# COnstraint-Based Reconstruction and EXascale Analysis
[docs-img-stable]: https://img.shields.io/badge/docs-stable-blue.svg
[docs-url-stable]: https://lcsb-biocore.github.io/COBREXA.jl
[docs-img-dev]: https://img.shields.io/badge/docs-latest-0af.svg
[docs-url-dev]: https://lcsb-biocore.github.io/COBREXA.jl/dev/
[ci-img]: https://github.com/LCSB-BioCore/COBREXA.jl/actions/workflows/ci.yml/badge.svg?branch=master
[ci-url]: https://github.com/LCSB-BioCore/COBREXA.jl/actions/workflows/ci.yml
[cov-img]: https://codecov.io/gh/LCSB-BioCore/COBREXA.jl/branch/master/graph/badge.svg?token=H3WSWOBD7L
[cov-url]: https://codecov.io/gh/LCSB-BioCore/COBREXA.jl
[contrib-img]: https://img.shields.io/badge/contributions-start%20here-green
[contrib-url]: https://github.com/LCSB-BioCore/COBREXA.jl/blob/master/.github/CONTRIBUTING.md
[repostatus-url]: https://www.repostatus.org/#active
[repostatus-img]: https://www.repostatus.org/badges/latest/active.svg
| **Documentation** | **Tests** | **Coverage** | **How to contribute?** | **Project status** |
|:--------------:|:-------:|:---------:|:---------:|:---------:|
| [![docs-img-stable]][docs-url-stable] [![docs-img-dev]][docs-url-dev] | [![CI][ci-img]][ci-url] | [![codecov][cov-img]][cov-url] | [![contrib][contrib-img]][contrib-url] | [![repostatus-img]][repostatus-url] |
This is package provides constraint-based reconstruction and analysis tools for
exa-scale metabolic models in Julia.
## How to get started
### Prerequisites and requirements
- **Operating system**: Use Linux (Debian, Ubuntu or centOS), MacOS, or Windows
10 as your operating system. `COBREXA` has been tested on these systems.
- **Julia language**: In order to use `COBREXA`, you need to install Julia 1.0
or higher.
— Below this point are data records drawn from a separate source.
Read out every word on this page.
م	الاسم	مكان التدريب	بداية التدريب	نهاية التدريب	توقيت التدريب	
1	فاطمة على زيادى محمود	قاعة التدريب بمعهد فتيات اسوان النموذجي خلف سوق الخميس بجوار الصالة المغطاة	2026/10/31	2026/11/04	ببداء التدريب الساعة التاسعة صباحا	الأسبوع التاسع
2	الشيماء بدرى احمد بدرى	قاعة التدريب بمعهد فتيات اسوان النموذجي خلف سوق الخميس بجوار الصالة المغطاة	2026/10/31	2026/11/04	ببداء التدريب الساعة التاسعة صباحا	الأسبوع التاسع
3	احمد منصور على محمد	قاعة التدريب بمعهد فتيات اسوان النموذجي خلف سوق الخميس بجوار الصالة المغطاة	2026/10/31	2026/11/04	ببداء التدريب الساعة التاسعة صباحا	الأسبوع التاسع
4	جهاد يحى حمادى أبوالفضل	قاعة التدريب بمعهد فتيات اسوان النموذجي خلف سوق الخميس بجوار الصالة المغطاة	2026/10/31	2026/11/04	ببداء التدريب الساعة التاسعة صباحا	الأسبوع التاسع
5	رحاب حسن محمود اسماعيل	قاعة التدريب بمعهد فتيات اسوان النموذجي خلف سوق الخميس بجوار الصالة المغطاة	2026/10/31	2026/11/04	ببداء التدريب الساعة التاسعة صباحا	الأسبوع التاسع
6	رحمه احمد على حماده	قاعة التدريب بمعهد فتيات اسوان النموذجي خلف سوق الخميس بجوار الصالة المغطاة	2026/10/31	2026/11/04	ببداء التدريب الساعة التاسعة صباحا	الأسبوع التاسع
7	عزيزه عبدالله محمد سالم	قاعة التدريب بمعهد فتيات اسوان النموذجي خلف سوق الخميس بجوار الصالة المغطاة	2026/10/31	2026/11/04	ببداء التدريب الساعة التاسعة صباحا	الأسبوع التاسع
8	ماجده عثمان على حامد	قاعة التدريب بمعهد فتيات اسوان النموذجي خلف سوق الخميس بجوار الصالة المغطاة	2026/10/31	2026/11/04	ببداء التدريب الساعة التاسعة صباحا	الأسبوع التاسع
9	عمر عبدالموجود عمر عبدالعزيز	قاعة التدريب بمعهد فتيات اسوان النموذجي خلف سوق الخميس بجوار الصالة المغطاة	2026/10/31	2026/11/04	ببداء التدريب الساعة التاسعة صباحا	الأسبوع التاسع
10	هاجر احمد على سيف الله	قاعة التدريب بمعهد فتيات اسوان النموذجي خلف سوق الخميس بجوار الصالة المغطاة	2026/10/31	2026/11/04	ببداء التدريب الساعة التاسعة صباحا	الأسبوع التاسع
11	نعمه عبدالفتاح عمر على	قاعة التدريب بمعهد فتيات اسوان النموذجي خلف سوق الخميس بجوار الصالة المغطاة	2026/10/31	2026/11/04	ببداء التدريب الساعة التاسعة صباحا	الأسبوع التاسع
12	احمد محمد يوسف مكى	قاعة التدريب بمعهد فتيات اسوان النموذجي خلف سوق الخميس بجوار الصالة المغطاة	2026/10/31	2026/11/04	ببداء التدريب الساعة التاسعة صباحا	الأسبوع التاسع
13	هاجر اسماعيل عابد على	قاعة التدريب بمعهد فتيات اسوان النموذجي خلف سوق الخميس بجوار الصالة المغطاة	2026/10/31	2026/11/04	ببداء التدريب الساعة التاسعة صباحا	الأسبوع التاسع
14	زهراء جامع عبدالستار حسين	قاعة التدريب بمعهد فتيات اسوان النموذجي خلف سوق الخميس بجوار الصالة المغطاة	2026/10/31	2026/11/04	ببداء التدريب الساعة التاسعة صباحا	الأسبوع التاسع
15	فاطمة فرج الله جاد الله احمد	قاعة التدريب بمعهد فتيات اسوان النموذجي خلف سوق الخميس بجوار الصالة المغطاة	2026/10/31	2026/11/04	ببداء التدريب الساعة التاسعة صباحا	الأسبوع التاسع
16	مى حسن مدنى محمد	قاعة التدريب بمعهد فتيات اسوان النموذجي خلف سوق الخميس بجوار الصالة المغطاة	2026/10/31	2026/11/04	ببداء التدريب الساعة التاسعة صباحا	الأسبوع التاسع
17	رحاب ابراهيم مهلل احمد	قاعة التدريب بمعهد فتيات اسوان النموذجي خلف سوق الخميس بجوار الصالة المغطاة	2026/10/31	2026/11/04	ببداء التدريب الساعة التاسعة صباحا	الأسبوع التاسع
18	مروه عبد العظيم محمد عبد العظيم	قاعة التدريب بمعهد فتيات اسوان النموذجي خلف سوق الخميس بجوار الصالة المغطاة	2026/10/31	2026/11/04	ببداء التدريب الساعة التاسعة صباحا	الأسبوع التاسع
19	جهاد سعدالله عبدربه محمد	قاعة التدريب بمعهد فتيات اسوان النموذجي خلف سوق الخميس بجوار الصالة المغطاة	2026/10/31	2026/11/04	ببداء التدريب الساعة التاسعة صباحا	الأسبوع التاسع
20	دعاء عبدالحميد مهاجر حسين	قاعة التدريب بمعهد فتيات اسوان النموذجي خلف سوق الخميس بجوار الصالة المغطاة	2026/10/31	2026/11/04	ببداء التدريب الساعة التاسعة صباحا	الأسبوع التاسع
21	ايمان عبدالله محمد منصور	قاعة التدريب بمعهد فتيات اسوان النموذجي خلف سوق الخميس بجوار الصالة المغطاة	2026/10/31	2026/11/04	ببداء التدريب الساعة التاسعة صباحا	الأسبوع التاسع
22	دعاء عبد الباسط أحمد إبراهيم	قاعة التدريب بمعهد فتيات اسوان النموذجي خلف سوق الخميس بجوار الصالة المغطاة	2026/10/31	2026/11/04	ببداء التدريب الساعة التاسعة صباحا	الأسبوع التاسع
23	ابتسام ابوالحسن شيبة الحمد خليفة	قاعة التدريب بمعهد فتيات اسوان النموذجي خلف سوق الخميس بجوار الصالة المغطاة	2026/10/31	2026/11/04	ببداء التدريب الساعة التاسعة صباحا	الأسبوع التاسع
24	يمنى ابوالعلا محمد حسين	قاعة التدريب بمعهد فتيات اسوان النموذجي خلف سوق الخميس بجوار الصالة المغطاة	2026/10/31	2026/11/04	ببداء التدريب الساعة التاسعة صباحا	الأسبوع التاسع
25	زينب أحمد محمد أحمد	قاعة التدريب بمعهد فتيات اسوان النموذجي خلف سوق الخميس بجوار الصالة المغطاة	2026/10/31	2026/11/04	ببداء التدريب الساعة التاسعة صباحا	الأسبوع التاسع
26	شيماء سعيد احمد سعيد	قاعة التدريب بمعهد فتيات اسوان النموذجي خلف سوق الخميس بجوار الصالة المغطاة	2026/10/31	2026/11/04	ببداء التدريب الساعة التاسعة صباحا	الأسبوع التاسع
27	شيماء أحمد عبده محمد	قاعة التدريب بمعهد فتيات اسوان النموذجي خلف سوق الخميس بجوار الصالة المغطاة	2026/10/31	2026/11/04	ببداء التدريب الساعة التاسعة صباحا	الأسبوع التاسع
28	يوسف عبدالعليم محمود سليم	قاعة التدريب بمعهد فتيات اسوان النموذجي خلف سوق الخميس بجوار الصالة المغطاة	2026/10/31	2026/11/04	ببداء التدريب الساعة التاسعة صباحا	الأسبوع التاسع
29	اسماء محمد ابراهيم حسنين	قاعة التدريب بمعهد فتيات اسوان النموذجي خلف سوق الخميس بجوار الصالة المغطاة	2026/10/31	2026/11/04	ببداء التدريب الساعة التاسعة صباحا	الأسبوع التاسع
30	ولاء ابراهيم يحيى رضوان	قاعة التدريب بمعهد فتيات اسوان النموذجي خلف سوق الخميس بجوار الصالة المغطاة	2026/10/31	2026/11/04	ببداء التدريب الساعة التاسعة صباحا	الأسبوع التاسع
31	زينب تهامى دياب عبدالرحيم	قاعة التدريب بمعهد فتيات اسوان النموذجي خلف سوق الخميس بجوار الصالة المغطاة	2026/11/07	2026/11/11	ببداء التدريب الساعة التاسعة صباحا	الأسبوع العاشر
Download and follow the installation instructions for Julia
[here](https://julialang.org/downloads/).
- **Hardware requirements**: `COBREXA` runs on any hardware that can run Julia,
and can easily use resources from multiple computers interconnected on a
network. For processing large datasets, you are required to ensure that the
total amount of available RAM on all involved computers is larger than the
data size.
- **Optimization solvers**: `COBREXA` uses
[`JuMP.jl`](https://github.com/jump-dev/JuMP.jl) to formulate optimization
problems and is compatible with all [`JuMP` supported
solvers](https://jump.dev/JuMP.jl/stable/installation/#Supported-solvers).
However, to perform analysis at least one of these solvers needs to be
installed on your machine. For a pure Julia implementation, you may use e.g.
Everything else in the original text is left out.